We recommend a shift in evaluating LA-ICPMS-based MDAs toward considering the broad validity of the algorithms: i.e., the capability of the metrics to accurately measure what they are intended to measure. Accurate and valid MDAs are derived from analytically, statistically, and geologically defensible algorithms, and because we do not currently have Pb-loss-aware (see Keller, 2023) or matrix-effect-aware LA-ICPMS DZ MDA algorithms (see also Sharman and Malkowski, 2024), the underlying data should not bear systematic or geologic biases. LA-ICPMS-based single-grain MDAs are problematic because numerous sources of error, including the magnitude and distribution of analytical dispersion, Pb loss, and matrix effects, collectively render n=1 grain MDAs (e.g., YSG) with maximized (absolute value) young-bias potential. Adhering to the philosophically defensible ideal of single-crystal DZ MDAs, as recommended by Copeland (2020), is best paired with CA-ID-TIMS. Furthermore, accurate and valid multi-grain LA-ICPMS MDAs will be more commonly achievable as LA-ICPMS U–Pb geochronology accuracy improves (cf. Puetz and Spencer, 2023).

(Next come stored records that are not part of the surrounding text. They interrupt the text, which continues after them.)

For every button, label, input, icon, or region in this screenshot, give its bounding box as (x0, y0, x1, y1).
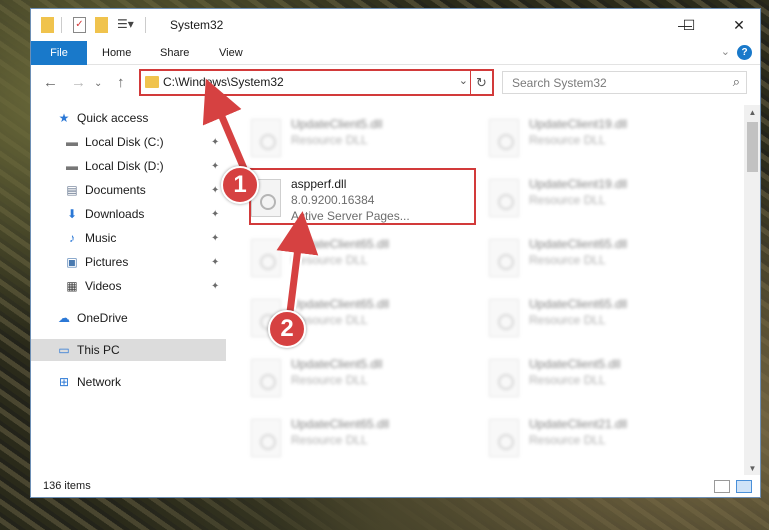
step-2-badge: 2 (268, 310, 306, 348)
annotation-arrows (202, 78, 319, 318)
step-1-badge: 1 (221, 166, 259, 204)
arrow-2 (276, 211, 319, 313)
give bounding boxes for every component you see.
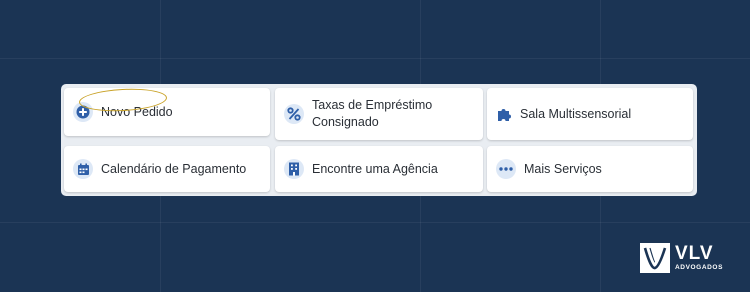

LA-ICPMS fueled the DZ revolution, but the uncertainty sources for LA-ICPMS dates explored in this paper suggest that follow-up analyses by CA-ID-TIMS will become more common in MDA studies where the accuracy and precision are poised to resolve the research questions posed. And the future remains bright for microbeam-based MDAs. Intra- and inter-lab tandem-dating experiments may definitively deconvolve error components in LA-ICPMS. Further understanding how low-temperature Pb loss may impact LA-ICPMS DZ dates – and how chemical abrasion performs in mitigating Pb loss for LA-ICPMS ages from young zircon (e.g., Donaghy et al., 2024; Sharman and Malkowski, 2024) – is a similarly critical and promising pursuit. CA-ID-TIMS MDAs now bear on considerations of geologic timescale refinements (e.g., Herriott et al., 2019a; Karlstrom et al., 2020; Cothren et al., 2022), and Bayesian modeling conditioned with high-precision U–Pb tephra ages, as well as DZ MDAs, in a superpositional, age–depth context is a notable development in deep-time chronostratigraphic research (e.g., Schoene et al., 2019; Trayler et al., 2020; Landing et al., 2021). For current DZ MDA work, tandem dating is available today, with screening for youthful zircon by LA-ICPMS and establishing MDAs by CA-ID-TIMS. “The best of both worlds” (Mattinson, 2013) benefits of tandem dating are evident, but integrating CA-ID-TIMS into DZ case studies requires careful consideration of project budgets, experimental designs, and collaboration opportunities.